In Prague you take the city bus to the forest, you hike past farms and abandoned military installations to get to the mountains–and then you buy beer and sausages to listen to the national opera(1) while perching on a steep hillside peering around the narrow trunks of tenth-growth trees. Along the way are feral fruit trees descended, they say, from the ones planted on decree of a long-ago empress, so that soldiers would have nourishment as they traveled. Like most of the stories I’m going to tell here, this is not quite how it really went(2). This city park is called Divoká Šárka. Šárka was the lieutenant of Vlasta, women who according to legend waged war against the men after the death of Queen Libuše, who with her ploughman husband Přemysl founded Prague where they found a man making a threshold (“prah,” in Czech).

If you count back from historically documented Přemyslid rulers, this legend is clearly impossible. There was no such thing as a Czech at the time any of this could have happened: the undifferentiated Western Slavs didn’t arrive in the region until the seventh century. The first slavic ruler in Bohemia was in the ninth century. By that time there were already several different kinds of people living there.

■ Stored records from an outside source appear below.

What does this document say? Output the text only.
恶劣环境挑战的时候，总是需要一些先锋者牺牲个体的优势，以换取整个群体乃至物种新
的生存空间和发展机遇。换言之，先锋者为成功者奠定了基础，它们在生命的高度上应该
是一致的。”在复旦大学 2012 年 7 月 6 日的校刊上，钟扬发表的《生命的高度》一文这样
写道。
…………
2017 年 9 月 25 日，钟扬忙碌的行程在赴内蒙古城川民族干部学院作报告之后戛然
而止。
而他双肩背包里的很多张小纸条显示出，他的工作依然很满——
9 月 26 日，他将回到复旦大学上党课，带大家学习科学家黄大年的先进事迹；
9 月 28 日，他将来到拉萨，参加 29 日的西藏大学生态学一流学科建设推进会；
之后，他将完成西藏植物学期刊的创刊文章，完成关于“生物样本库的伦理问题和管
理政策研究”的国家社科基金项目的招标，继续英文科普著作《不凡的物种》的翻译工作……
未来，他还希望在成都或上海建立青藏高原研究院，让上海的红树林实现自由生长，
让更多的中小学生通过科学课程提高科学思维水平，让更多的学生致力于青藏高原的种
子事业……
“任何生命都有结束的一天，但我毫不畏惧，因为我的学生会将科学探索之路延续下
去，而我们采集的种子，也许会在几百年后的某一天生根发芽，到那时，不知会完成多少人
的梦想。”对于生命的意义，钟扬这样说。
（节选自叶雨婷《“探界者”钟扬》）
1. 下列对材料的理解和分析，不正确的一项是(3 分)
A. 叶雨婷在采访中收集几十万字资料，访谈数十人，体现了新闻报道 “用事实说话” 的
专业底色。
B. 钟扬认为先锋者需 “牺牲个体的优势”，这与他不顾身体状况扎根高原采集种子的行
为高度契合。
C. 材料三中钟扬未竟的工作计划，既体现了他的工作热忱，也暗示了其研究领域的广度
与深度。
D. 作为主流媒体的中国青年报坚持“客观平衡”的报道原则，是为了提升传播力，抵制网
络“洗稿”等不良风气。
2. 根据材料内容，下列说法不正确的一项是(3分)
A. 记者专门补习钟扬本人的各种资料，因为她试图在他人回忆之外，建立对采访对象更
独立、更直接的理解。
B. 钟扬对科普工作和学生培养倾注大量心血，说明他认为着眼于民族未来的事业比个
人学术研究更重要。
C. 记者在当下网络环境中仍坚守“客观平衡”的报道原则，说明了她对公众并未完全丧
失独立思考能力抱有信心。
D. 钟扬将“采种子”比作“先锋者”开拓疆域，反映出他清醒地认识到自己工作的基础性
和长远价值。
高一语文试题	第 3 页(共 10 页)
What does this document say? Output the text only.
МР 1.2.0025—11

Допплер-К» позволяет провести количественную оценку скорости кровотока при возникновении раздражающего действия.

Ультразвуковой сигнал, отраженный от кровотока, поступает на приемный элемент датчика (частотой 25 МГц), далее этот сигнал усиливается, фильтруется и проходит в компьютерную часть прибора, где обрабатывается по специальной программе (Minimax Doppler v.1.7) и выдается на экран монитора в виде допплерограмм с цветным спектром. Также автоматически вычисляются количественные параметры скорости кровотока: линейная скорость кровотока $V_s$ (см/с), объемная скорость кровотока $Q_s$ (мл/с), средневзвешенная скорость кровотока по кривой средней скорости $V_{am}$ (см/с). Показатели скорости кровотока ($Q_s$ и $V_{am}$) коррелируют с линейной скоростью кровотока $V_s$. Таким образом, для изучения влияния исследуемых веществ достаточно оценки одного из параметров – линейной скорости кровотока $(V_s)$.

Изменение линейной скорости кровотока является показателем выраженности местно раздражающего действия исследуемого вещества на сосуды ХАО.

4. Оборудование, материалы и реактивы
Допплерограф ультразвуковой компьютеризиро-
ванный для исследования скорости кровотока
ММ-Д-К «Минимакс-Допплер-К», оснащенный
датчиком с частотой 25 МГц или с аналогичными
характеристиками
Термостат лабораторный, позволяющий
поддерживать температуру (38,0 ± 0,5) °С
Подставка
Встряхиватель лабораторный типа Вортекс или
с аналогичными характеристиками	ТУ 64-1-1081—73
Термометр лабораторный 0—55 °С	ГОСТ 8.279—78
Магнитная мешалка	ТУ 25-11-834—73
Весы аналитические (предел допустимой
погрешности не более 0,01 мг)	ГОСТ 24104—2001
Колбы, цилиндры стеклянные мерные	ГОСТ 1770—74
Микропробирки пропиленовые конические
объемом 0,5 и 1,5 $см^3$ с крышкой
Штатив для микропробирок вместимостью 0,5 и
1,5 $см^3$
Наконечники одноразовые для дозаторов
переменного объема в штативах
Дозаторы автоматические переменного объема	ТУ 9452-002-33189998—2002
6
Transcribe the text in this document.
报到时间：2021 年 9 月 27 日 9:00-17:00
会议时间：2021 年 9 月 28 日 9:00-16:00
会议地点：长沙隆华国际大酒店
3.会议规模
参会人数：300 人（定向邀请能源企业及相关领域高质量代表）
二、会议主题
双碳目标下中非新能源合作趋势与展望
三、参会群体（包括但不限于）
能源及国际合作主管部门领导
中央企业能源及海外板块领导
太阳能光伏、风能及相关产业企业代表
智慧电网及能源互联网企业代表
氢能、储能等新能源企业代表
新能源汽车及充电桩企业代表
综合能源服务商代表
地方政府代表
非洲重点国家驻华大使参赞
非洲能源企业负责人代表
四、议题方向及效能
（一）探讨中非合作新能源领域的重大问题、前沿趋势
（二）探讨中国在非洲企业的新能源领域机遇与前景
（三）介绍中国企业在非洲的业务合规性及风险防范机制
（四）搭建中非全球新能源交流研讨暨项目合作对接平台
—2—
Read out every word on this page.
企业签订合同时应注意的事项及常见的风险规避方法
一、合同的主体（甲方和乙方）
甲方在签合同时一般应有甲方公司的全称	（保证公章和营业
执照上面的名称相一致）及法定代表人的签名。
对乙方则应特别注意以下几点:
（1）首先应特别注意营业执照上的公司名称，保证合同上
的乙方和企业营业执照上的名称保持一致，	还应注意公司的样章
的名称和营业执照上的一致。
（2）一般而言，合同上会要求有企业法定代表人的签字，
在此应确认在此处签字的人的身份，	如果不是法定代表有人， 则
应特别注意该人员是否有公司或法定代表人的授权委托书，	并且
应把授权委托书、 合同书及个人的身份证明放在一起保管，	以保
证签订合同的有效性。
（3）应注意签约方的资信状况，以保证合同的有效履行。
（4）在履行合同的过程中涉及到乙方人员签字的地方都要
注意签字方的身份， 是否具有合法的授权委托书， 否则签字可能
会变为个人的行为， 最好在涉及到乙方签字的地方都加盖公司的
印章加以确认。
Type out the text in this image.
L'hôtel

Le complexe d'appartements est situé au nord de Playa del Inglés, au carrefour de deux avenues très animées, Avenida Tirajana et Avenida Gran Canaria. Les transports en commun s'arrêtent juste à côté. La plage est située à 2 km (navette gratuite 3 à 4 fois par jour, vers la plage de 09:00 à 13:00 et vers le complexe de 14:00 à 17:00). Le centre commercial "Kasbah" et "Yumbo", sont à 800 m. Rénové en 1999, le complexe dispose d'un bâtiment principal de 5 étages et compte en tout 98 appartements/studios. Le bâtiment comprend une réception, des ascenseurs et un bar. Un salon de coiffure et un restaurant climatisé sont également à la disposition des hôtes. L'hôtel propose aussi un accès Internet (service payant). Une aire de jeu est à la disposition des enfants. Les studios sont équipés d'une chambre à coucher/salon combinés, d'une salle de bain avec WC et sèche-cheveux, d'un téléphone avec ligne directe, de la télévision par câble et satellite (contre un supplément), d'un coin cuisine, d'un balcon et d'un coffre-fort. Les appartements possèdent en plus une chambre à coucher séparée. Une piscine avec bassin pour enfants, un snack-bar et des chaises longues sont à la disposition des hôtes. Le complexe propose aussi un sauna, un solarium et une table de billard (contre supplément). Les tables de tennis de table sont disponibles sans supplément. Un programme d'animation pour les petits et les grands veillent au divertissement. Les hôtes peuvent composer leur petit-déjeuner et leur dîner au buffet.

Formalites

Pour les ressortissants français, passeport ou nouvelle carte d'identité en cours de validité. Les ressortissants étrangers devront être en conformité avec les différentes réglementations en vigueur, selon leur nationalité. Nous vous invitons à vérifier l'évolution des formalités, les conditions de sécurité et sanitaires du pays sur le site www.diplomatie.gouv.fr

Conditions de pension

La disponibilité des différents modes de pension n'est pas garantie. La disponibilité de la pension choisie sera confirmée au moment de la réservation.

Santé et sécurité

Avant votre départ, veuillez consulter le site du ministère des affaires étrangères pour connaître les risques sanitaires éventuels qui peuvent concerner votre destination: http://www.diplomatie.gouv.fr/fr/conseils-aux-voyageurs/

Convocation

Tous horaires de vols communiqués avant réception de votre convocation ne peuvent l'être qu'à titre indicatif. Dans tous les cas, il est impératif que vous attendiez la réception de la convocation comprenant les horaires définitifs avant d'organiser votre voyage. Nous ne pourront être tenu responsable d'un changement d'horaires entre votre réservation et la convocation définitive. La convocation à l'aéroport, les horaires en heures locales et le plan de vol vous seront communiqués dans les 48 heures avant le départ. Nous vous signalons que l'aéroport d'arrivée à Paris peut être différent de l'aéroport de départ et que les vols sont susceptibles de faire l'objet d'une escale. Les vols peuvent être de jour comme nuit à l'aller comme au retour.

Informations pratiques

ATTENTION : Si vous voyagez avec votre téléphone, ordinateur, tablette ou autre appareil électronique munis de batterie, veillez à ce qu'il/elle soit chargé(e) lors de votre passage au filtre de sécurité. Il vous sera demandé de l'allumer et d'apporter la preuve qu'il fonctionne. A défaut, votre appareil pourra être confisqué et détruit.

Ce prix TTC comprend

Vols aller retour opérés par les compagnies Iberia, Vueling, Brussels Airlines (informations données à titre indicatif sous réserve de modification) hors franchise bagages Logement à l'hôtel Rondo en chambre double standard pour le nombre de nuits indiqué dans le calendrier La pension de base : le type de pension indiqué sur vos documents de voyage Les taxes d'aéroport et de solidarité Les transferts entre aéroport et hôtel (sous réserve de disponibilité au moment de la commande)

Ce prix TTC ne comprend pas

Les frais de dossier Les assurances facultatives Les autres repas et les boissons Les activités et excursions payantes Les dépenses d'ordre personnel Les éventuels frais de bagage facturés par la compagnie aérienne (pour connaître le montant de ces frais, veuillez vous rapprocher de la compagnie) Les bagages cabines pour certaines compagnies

In order to tell you who was living in the Czech lands before the Czechs, I’m first going to tell you about a modern park in Prague 13. It’s called Centrální park (yes, it is named after New York’s Central Park), and it’s endowed with all the things an extremely large park needs, including lawns, giant chaise longues for sunbathing, bicycle paths, children’s playgrounds, fishing ponds, a beer garden, an archaeological site, and a Celtic tree calendar with a big rock in it(3). This is homage to the Celts who are the first documented inhabitants of Prague. The earliest archaeological finds you can see displayed in replica with some reconstructions and interpretation at the Prague City Museum(4).

These were not just any Celts! In Julius Caesar’s Gallic Wars, we learn that the Boii (who gave their name to Bohemia), picked up and left to throw in their stakes with the Helvetii who had a grand plan to relocate to Western Gaul and establish a hegemonic regime to rival the Romans. They lost, but while the Helvetii were sent back to their homeland which they unfortunately scorched, the Boii were absorbed into other Celtic tribes in Western Gaul and northern Italy, leaving behind no other record of themselves than a small handful of coins stamped with their name(5).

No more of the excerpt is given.